I pressed on. “I’d like to talk to Mr. Freed’s campaign manager. If I’m going to make a contribution of this size, I want to go straight to the top.”

She thought about that.

“It’s only common sense,” I said.

She nodded, and went down the aisle between the rows of tables. I followed, but when we reached a closed door at the rear, she turned and raised a forefinger and narrowed her dark blues to tell me not to follow her into the office. She wasn’t in there long, however.

Smiling, she ushered me in, and shut the door behind her, leaving me in a conference room where the walls were covered by a huge, much marked-up calendar, several arcane charts and various large maps-one of the United States, another of Iowa, another of New Hampshire, another of various Iowa counties and communities. Sticking pins of various colors in the Davenport map, as if it were a flat voodoo doll that controlled the city, was a man in his late forties in shirtsleeves and loosened tie. He did not wear the glee club apparel of his young staff, however; his pants were gray, and went with the gray suitcoat slung over a chair at the conference table. He had salt-and- pepper hair, longish but receding, and was well-fed but not fat, with a fleshy, intelligent face.

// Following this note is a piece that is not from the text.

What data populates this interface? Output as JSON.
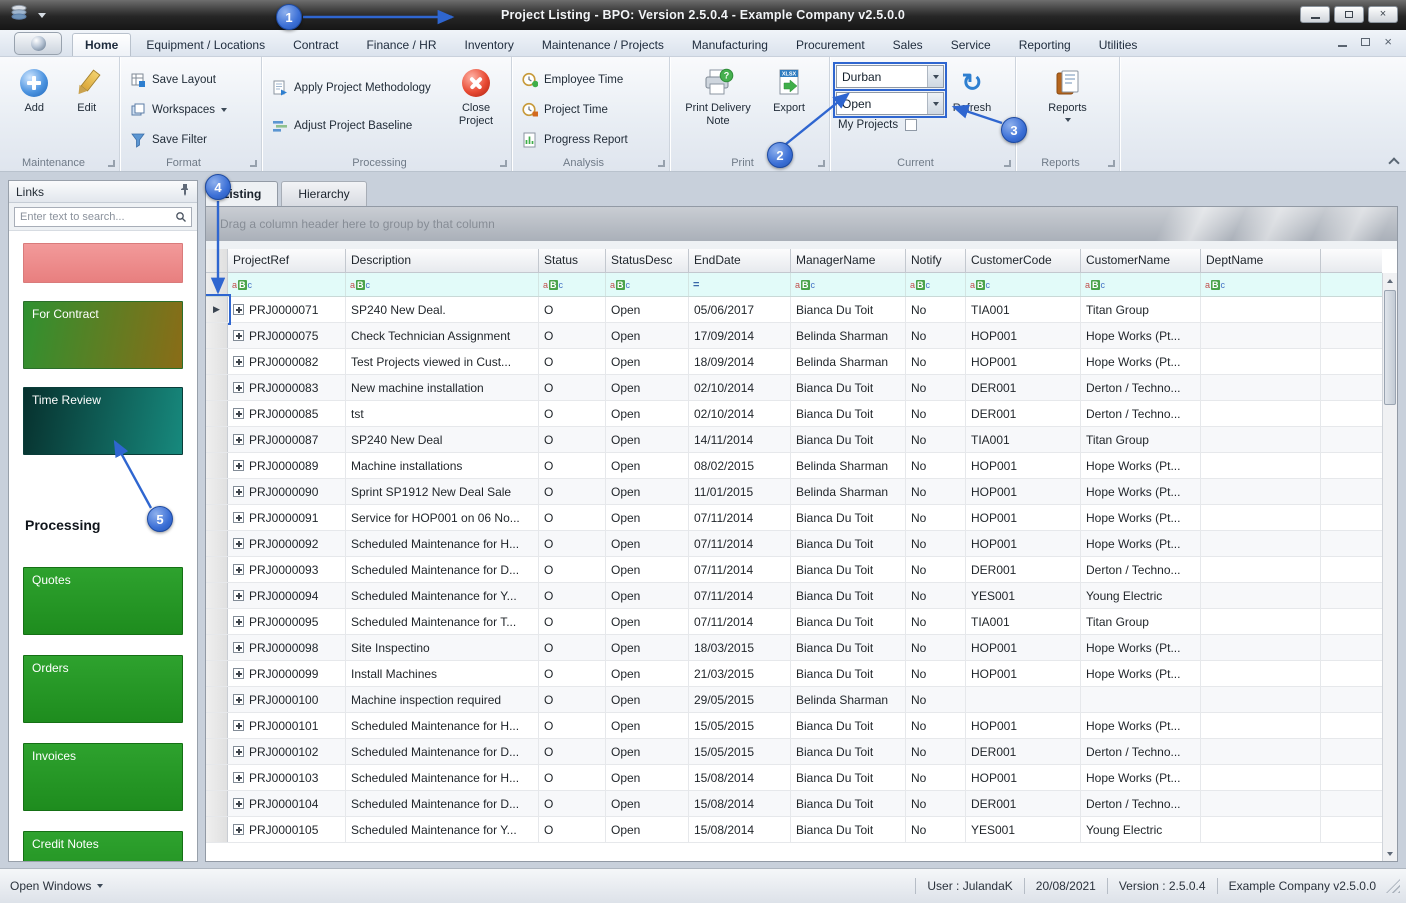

He put one more color-coded pin into the map, and turned a steel-gray gaze on me, as well as a practiced smile, a sly smile unlike those of the Night of Living Conservatives bunch in the outer room.

“You’re Mr. Ryan,” he said, and shook my hand. “I’m Frank Neely, campaign manager.”

“A pleasure, Mr. Neely,” I said. I gave him one of my business cards. “I’m doing some business in the Quad Cities and wanted to stop by. I knew Preston Freed’s national HQ was located here, and I was anxious to get a first-hand look.”